Разговоры. Бесславье. Мечты о книге. Жизнь состоит (вот странность!) почти исключительно из разговоров. У литераторов особенно. Художники, я заметил, о предмете своего ремесла изъясняются скупо, простыми наблюдениями, частными замечаниями, почти знаками, за которыми таится для них бездна смысла. Как у буддистов. Эротичное ушко, нога повисла, пейзаж съезжает, стул держится на двух ножках, красного переложил. Нечто в таком роде. Литераторы многоречивее. А если они еще и филологи!
Мы много разговаривали. О литературе, прежде всего. Иногда я записывал Саню на диктофон. Для публикации. Однажды он сказал: у нас так много записано разговоров – можно делать книгу.

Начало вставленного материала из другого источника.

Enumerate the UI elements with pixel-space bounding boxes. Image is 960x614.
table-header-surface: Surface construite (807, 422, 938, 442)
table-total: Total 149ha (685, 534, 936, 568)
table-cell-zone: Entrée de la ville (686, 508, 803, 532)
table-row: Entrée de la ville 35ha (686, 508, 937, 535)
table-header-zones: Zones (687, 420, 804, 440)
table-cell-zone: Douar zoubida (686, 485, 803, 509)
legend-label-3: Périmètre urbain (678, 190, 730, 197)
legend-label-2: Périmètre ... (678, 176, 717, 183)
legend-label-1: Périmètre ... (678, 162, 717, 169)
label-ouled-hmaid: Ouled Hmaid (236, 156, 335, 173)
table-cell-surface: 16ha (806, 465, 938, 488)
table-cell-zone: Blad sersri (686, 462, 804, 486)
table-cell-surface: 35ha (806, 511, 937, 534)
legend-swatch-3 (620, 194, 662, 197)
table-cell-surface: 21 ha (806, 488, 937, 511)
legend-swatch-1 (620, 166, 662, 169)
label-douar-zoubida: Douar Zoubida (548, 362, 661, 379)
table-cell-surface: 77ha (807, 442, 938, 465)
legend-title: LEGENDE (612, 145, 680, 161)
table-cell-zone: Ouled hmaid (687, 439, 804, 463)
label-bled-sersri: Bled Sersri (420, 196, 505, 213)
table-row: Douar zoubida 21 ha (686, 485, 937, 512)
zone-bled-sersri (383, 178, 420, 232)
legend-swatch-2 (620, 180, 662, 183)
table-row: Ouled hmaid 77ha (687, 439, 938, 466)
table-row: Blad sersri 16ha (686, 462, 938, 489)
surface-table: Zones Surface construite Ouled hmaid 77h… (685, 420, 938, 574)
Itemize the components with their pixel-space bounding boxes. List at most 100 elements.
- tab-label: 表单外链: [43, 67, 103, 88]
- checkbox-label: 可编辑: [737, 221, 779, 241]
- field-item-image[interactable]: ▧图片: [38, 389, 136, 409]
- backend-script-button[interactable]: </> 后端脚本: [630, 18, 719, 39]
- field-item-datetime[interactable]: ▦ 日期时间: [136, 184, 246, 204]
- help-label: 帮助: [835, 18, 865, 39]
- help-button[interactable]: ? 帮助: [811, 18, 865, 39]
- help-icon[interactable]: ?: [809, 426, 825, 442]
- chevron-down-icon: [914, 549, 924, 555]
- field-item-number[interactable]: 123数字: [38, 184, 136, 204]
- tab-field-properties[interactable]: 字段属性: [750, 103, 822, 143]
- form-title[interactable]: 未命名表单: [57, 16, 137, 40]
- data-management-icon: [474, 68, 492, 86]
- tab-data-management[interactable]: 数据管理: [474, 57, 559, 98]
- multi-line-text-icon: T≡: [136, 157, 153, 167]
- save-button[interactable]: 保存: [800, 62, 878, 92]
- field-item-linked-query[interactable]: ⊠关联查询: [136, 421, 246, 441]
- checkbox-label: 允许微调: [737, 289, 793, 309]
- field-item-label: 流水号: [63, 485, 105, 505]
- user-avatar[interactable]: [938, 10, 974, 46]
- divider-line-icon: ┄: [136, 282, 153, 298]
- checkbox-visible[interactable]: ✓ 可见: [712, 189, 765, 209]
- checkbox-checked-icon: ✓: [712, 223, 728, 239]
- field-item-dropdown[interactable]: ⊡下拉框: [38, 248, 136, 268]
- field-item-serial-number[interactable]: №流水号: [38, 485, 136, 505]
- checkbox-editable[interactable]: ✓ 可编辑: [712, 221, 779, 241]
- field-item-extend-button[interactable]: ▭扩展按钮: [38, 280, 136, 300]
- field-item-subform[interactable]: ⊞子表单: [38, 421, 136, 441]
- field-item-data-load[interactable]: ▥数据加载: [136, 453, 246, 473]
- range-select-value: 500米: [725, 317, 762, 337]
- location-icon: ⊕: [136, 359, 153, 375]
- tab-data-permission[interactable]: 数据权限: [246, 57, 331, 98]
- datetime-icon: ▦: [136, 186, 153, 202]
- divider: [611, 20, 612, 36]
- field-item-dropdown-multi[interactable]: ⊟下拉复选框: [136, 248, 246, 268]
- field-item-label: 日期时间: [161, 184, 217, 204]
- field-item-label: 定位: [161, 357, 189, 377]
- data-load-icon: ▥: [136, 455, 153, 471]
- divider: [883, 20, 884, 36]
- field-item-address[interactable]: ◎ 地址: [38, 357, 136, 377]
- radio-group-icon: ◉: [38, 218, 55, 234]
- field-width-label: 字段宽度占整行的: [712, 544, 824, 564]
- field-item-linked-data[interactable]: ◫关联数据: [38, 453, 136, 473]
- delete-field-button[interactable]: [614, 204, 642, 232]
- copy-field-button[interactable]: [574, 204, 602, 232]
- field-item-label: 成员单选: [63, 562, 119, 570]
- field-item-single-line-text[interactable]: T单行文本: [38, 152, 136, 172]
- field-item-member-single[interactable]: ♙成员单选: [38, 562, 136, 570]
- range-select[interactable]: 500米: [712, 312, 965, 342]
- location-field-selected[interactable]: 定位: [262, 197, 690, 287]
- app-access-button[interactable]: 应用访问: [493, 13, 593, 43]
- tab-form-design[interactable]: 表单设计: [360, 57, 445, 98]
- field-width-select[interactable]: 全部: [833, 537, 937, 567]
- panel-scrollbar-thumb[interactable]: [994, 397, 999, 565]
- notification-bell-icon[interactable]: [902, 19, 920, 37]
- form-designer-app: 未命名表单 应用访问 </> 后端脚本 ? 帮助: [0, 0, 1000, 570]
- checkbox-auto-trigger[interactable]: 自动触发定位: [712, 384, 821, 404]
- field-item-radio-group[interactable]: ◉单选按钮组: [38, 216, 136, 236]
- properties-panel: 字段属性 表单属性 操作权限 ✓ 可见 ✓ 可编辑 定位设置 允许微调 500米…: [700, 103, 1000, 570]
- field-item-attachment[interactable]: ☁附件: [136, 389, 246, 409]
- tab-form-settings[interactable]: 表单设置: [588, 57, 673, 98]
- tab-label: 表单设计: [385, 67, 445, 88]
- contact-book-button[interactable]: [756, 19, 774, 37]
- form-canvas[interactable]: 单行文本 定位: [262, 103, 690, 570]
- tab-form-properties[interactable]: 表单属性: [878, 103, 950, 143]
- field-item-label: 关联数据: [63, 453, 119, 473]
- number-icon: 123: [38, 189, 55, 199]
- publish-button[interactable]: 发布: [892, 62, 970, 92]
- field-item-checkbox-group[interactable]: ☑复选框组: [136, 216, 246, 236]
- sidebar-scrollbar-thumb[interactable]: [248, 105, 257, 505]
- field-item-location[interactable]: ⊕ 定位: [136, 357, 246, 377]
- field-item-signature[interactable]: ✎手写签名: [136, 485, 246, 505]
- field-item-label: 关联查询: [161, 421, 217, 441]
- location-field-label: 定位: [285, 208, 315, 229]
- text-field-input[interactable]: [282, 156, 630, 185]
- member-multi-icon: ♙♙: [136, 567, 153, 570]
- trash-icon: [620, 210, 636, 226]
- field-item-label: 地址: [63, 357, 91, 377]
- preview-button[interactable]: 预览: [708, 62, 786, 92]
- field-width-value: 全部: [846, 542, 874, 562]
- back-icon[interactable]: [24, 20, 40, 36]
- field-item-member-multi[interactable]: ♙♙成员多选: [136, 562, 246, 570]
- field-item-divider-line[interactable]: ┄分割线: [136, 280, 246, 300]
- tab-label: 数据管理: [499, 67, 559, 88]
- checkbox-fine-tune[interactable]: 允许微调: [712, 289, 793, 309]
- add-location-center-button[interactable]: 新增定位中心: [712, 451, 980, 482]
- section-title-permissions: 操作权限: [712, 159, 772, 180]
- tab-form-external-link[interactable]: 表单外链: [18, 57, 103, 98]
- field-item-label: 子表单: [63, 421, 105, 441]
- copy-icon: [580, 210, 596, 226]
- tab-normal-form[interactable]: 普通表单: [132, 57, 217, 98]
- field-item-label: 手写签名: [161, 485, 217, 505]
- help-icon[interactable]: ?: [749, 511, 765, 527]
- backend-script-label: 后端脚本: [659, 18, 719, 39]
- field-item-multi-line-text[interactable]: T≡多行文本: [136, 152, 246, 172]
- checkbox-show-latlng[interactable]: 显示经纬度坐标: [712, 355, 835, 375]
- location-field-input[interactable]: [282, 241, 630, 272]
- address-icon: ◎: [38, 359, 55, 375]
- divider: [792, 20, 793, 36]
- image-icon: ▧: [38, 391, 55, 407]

Вообще он мыслил книгами. Мечтал увидеть книгу, составленную из колонок в газете «Дело». В балтийском круизе мы как-то провалялись с ним целый день в каюте, попивая водку, купленную для зарубежных знакомств и разговаривая о пошлости в поэзии. Главные мишени: Блок, Цветаева, Пастернак. Упражнялись в сарказме по поводу строчек любимых поэтов. Стихи Пастернака, как помню, оказались в этом смысле самым доходным материалом. И тут Саня заметил, что если бы включили вовремя диктофон, вышла бы отличная книга. Но диктофона не было.
Между прочим, мысль книги о Николае Полевом зародилась в нем за пятьдесят лет до написания «Изломанного аршина». Саня показывал собранную за эти годы картотеку – целый библиотечный ящик. Эту эпоху он прошел пешком. Странно, смешно, стыдно было читать рецензию спеца из Пушкинского Дома, который упрекал автора в том, что тот брал сведения из Википедии.

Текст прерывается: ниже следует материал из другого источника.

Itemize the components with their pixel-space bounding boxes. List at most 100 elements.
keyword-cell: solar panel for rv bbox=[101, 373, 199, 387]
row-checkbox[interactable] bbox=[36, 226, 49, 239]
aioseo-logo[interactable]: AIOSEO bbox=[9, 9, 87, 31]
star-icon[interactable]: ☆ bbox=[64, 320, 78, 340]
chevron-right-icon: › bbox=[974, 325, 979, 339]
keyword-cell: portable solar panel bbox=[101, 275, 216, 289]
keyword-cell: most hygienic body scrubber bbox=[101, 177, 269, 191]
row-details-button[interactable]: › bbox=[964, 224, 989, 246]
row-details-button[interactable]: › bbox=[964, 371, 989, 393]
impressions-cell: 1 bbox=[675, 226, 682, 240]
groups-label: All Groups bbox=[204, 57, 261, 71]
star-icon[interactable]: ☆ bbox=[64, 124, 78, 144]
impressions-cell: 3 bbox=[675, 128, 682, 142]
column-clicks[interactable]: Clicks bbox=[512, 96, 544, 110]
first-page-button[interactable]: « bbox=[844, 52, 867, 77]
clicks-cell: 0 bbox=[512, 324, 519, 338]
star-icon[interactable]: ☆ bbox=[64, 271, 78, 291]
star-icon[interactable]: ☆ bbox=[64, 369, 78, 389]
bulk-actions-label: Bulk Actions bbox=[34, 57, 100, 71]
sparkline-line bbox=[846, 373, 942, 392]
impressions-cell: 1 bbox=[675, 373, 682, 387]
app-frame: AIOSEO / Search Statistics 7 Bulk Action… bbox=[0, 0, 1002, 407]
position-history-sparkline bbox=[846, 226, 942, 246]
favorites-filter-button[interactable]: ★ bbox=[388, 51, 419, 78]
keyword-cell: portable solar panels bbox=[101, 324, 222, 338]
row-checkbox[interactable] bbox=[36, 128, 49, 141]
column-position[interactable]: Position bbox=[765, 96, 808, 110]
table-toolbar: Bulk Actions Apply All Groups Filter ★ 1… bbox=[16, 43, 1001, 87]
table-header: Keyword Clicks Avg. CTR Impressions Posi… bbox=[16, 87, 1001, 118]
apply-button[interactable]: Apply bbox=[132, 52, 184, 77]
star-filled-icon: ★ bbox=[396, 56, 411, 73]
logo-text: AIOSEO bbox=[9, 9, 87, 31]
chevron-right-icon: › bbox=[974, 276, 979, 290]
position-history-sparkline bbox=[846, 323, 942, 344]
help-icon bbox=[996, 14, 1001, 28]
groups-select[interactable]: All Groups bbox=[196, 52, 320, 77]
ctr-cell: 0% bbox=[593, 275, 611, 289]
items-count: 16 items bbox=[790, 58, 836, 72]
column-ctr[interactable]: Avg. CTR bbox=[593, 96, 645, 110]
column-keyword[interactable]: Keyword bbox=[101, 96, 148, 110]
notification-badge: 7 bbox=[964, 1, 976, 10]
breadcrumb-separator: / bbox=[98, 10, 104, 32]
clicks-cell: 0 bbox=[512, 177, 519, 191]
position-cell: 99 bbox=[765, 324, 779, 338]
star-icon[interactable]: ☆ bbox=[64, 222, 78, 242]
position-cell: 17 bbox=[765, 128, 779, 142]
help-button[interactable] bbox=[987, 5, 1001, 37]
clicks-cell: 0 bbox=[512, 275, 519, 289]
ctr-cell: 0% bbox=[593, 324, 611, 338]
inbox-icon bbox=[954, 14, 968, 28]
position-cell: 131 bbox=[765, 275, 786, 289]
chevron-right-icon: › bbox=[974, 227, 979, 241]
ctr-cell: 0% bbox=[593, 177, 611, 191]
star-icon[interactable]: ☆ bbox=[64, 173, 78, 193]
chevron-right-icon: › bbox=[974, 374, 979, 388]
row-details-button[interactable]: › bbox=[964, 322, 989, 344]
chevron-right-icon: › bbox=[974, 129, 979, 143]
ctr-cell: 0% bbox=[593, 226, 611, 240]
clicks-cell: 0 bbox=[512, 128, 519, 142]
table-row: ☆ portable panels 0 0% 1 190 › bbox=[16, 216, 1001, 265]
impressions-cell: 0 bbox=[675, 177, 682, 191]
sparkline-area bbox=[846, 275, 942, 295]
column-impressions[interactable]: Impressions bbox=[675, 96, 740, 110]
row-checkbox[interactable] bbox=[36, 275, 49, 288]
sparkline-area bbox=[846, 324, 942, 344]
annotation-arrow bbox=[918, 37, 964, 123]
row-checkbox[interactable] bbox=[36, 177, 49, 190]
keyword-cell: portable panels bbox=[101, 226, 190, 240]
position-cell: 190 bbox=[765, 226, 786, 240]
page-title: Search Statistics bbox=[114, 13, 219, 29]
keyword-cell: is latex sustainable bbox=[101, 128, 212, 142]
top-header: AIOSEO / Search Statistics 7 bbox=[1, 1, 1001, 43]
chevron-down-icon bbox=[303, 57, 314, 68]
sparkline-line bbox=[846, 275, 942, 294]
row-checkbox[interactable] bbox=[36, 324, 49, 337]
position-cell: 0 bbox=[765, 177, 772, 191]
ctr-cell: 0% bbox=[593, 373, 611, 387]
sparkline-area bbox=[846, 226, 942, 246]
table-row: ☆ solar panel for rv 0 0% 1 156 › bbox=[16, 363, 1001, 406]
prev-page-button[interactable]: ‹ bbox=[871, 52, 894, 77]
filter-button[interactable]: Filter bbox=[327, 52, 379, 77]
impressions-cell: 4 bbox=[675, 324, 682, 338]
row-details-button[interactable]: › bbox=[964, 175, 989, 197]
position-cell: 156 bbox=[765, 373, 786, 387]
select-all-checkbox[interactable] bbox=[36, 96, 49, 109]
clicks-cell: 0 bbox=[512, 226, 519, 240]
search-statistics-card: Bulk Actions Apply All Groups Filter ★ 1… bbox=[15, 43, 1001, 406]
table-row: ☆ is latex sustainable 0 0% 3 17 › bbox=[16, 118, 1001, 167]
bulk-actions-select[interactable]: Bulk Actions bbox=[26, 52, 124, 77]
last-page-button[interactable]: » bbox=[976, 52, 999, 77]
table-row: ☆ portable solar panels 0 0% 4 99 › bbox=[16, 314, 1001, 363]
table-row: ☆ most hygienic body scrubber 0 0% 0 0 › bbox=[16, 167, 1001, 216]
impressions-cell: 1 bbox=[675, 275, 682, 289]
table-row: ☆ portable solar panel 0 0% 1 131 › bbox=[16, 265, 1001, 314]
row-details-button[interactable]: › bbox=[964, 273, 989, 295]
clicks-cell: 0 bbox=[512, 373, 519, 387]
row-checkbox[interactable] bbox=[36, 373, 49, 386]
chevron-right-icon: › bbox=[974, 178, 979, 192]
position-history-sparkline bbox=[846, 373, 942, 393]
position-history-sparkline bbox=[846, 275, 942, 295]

То, что «академисты» принимают автора «со стороны» в штыки и, уязвленные в глубине, напускают на лицо мину снисходительной иронии, не новость. Но утрата чувства масштаба – явление общее. Ведущие критики в упор не замечали книг С.Л… Отзывались в основном знакомые. «Ящик» то ли выдавил его, то ли, и правда, не заметил. Во всяком случае, ни на одном из интеллектуальных ток-шоу центрального ТВ он так и не появился. А ждал и хотел. Я уж не говорю, что в просветительских сериалах канала «Культура» имя Лурье должно было стоять в ряду с именами Лихачева, Лотмана, Аверинцева, Вячеслава Иванова, Непомнящего.